[Previously: Day 1, Day 2, Day 3, Day 4, Day 5, Day 6]
Yesterday I wrote for 3 hours and 8 minutes.
I’m going to write about bullshit today, and apologies ahead of time to those who are sensitive to base language, but I’m actually intending a very specific usage of the term. In On Bullshit, the American philosopher Harry Frankfurt identifies different groups of people relative to their orientation to the truth when communicating with others. Both honest and dishonest people care about the truth – they are just oriented on opposite sides of it. Bullshitters, however, don’t care if what they say is true or not – they only care if what they are saying is persuasive to their audience. They’ll say whatever they need to (might be true, might not) if it gets them the desired outcome.
Many people other than con men and hucksters try to get away with bullshit. Friends, family – ourselves if we are being honest (wink) – we’ve all tried to convince people of something, whether a big deal or something trivial, regardless of the truth. But because we all hate being bullshitted by someone else (it feels like such a violation of trust!), human beings have evolved a pretty finely tuned sense of when someone is bullshitting us.

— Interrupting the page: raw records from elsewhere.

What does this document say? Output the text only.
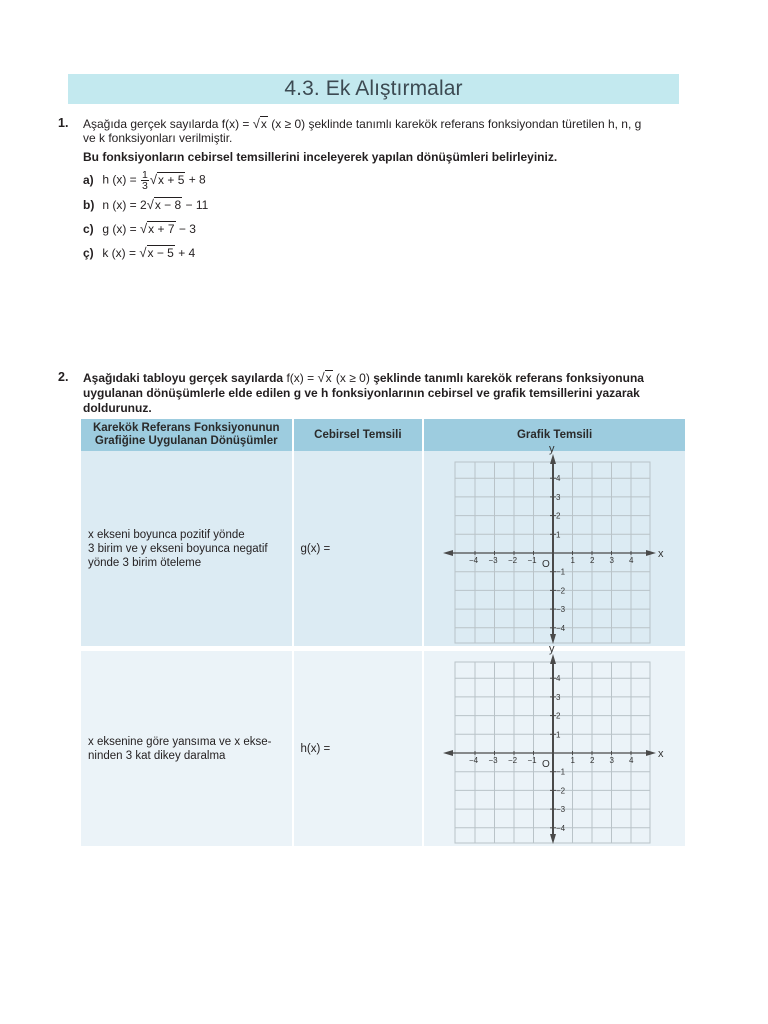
4.3. Ek Alıştırmalar
1. Aşağıda gerçek sayılarda f(x) = √x (x ≥ 0) şeklinde tanımlı karekök referans fonksiyondan türetilen h, n, g
ve k fonksiyonları verilmiştir.
Bu fonksiyonların cebirsel temsillerini inceleyerek yapılan dönüşümleri belirleyiniz.
a) h $(x) = \frac{1}{3} √x + 5 + 8$
b) n (x) = 2√x − 8 − 11
c) g (x) = √x + 7 − 3
ç) k (x) = √x − 5 + 4
2. Aşağıdaki tabloyu gerçek sayılarda f(x) = √x (x ≥ 0) şeklinde tanımlı karekök referans fonksiyonuna
uygulanan dönüşümlerle elde edilen g ve h fonksiyonlarının cebirsel ve grafik temsillerini yazarak
doldurunuz.
Karekök Referans Fonksiyonunun Grafiğine Uygulanan Dönüşümler	Cebirsel Temsili	Grafik Temsili

x ekseni boyunca pozitif yönde
3 birim ve y ekseni boyunca negatif
yönde 3 birim öteleme
	g(x) =	
y
x
O
−4 −3 −2 −1	1 2 3 4
4
3
2
1
−1
−2
−3
−4

x eksenine göre yansıma ve x ekse-
ninden 3 kat dikey daralma
	h(x) =	
y
x
O
−4 −3 −2 −1	1 2 3 4
4
3
2
1
−1
−2
−3
−4
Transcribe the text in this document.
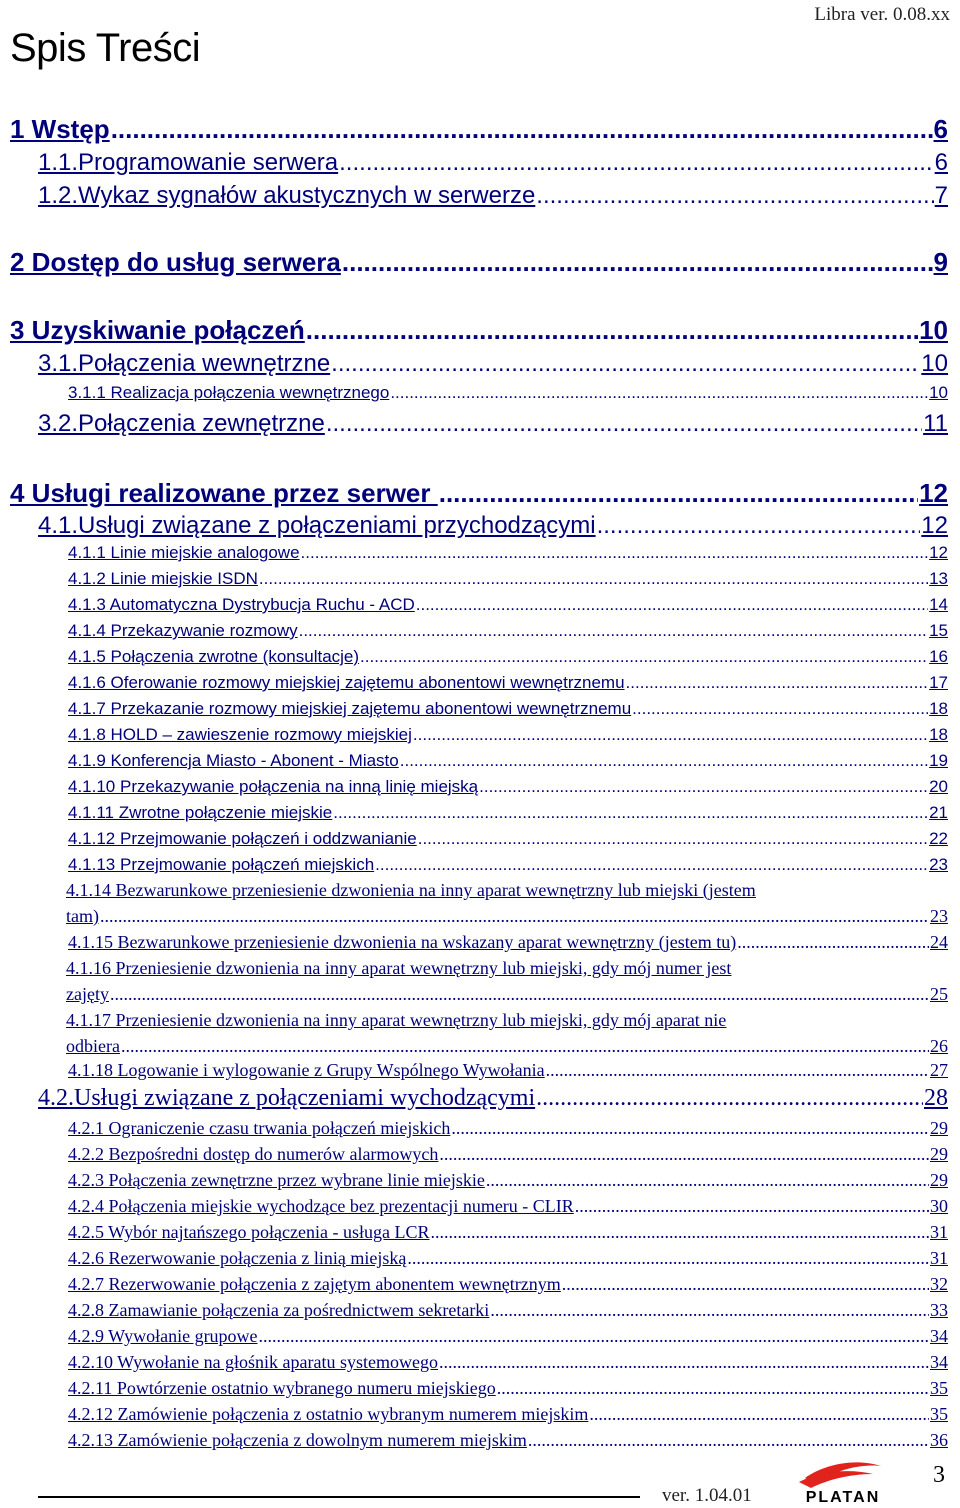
Libra ver. 0.08.xx
Spis Treści
1 Wstęp .....	6
1.1.Programowanie serwera .....	6
1.2.Wykaz sygnałów akustycznych w serwerze .....	7
2 Dostęp do usług serwera .....	9
3 Uzyskiwanie połączeń .....	10
3.1.Połączenia wewnętrzne .....	10
3.1.1 Realizacja połączenia wewnętrznego .....	10
3.2.Połączenia zewnętrzne .....	11
4 Usługi realizowane przez serwer .....	12
4.1.Usługi związane z połączeniami przychodzącymi .....	12
4.1.1 Linie miejskie analogowe .....	12
4.1.2 Linie miejskie ISDN .....	13
4.1.3 Automatyczna Dystrybucja Ruchu - ACD .....	14
4.1.4 Przekazywanie rozmowy .....	15
4.1.5 Połączenia zwrotne (konsultacje) .....	16
4.1.6 Oferowanie rozmowy miejskiej zajętemu abonentowi wewnętrznemu .....	17
4.1.7 Przekazanie rozmowy miejskiej zajętemu abonentowi wewnętrznemu .....	18
4.1.8 HOLD – zawieszenie rozmowy miejskiej .....	18
4.1.9 Konferencja Miasto - Abonent - Miasto .....	19
4.1.10 Przekazywanie połączenia na inną linię miejską .....	20
4.1.11 Zwrotne połączenie miejskie .....	21
4.1.12 Przejmowanie połączeń i oddzwanianie .....	22
4.1.13 Przejmowanie połączeń miejskich .....	23
4.1.14 Bezwarunkowe przeniesienie dzwonienia na inny aparat wewnętrzny lub miejski (jestem
tam) .....	23
4.1.15 Bezwarunkowe przeniesienie dzwonienia na wskazany aparat wewnętrzny (jestem tu) .....	24
4.1.16 Przeniesienie dzwonienia na inny aparat wewnętrzny lub miejski, gdy mój numer jest
zajęty .....	25
4.1.17 Przeniesienie dzwonienia na inny aparat wewnętrzny lub miejski, gdy mój aparat nie
odbiera .....	26
4.1.18 Logowanie i wylogowanie z Grupy Wspólnego Wywołania .....	27
4.2.Usługi związane z połączeniami wychodzącymi .....	28
4.2.1 Ograniczenie czasu trwania połączeń miejskich .....	29
4.2.2 Bezpośredni dostęp do numerów alarmowych .....	29
4.2.3 Połączenia zewnętrzne przez wybrane linie miejskie .....	29
4.2.4 Połączenia miejskie wychodzące bez prezentacji numeru - CLIR .....	30
4.2.5 Wybór najtańszego połączenia - usługa LCR .....	31
4.2.6 Rezerwowanie połączenia z linią miejską .....	31
4.2.7 Rezerwowanie połączenia z zajętym abonentem wewnętrznym .....	32
4.2.8 Zamawianie połączenia za pośrednictwem sekretarki .....	33
4.2.9 Wywołanie grupowe .....	34
4.2.10 Wywołanie na głośnik aparatu systemowego .....	34
4.2.11 Powtórzenie ostatnio wybranego numeru miejskiego .....	35
4.2.12 Zamówienie połączenia z ostatnio wybranym numerem miejskim .....	35
4.2.13 Zamówienie połączenia z dowolnym numerem miejskim .....	36
ver. 1.04.01	PLATAN
3
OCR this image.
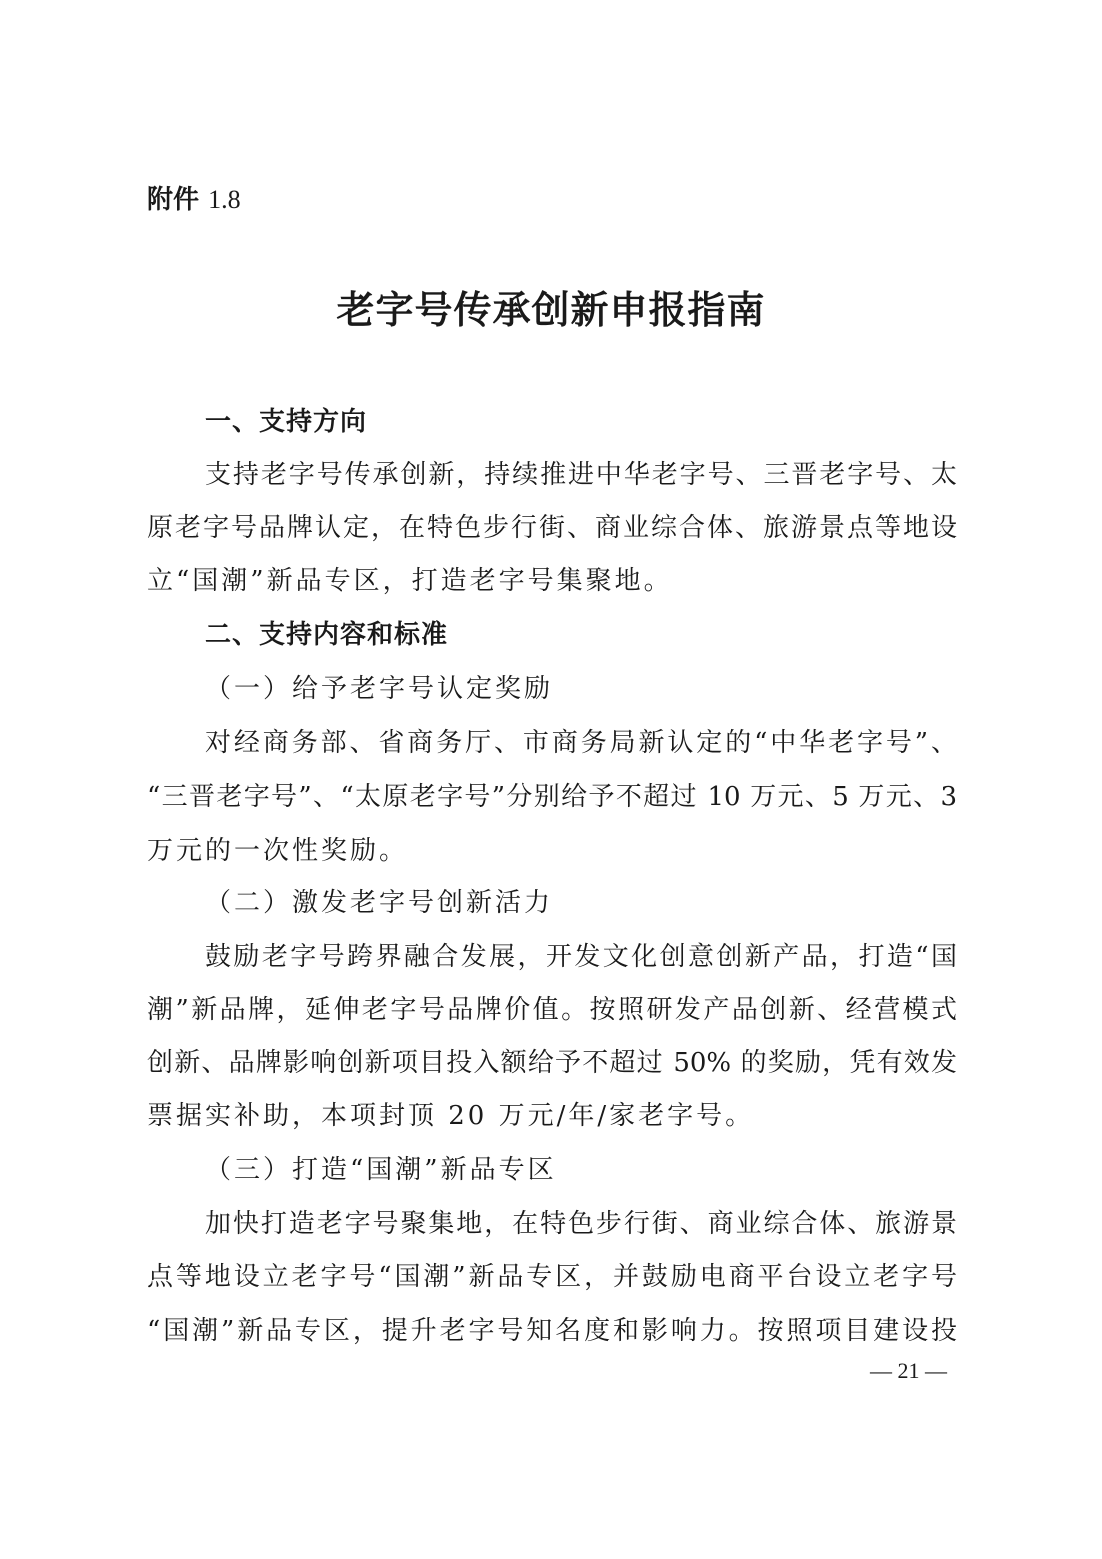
附件 1.8
老字号传承创新申报指南
一、支持方向
支持老字号传承创新，持续推进中华老字号、三晋老字号、太
原老字号品牌认定，在特色步行街、商业综合体、旅游景点等地设
立“国潮”新品专区，打造老字号集聚地。
二、支持内容和标准
（一）给予老字号认定奖励
对经商务部、省商务厅、市商务局新认定的“中华老字号”、
“三晋老字号”、“太原老字号”分别给予不超过 10 万元、5 万元、3
万元的一次性奖励。
（二）激发老字号创新活力
鼓励老字号跨界融合发展，开发文化创意创新产品，打造“国
潮”新品牌，延伸老字号品牌价值。按照研发产品创新、经营模式
创新、品牌影响创新项目投入额给予不超过 50% 的奖励，凭有效发
票据实补助，本项封顶 20 万元/年/家老字号。
（三）打造“国潮”新品专区
加快打造老字号聚集地，在特色步行街、商业综合体、旅游景
点等地设立老字号“国潮”新品专区，并鼓励电商平台设立老字号
“国潮”新品专区，提升老字号知名度和影响力。按照项目建设投
— 21 —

Why am I bringing all of this up? Because writing is communicating, so writers need to seriously consider bullshit. Because generally, writers want their stories to “ring true” with audiences. Because convenient plot devices that wrap up the story nicely but don’t fit with the characters or reality you’ve written are bullshit. Because forcing a character to make decisions that go against the characterization you’ve given them just to arrive at some event you want to write about is bullshit.
And readers are better at spotting this bullshit than you think (after all, you’re good at it, aren’t you?), and they generally don’t like it. Be careful how you write, because you might be undermining your own goals of connecting meaningfully with the reader.
Or, if you’re going to bullshit anyway, get really good at it.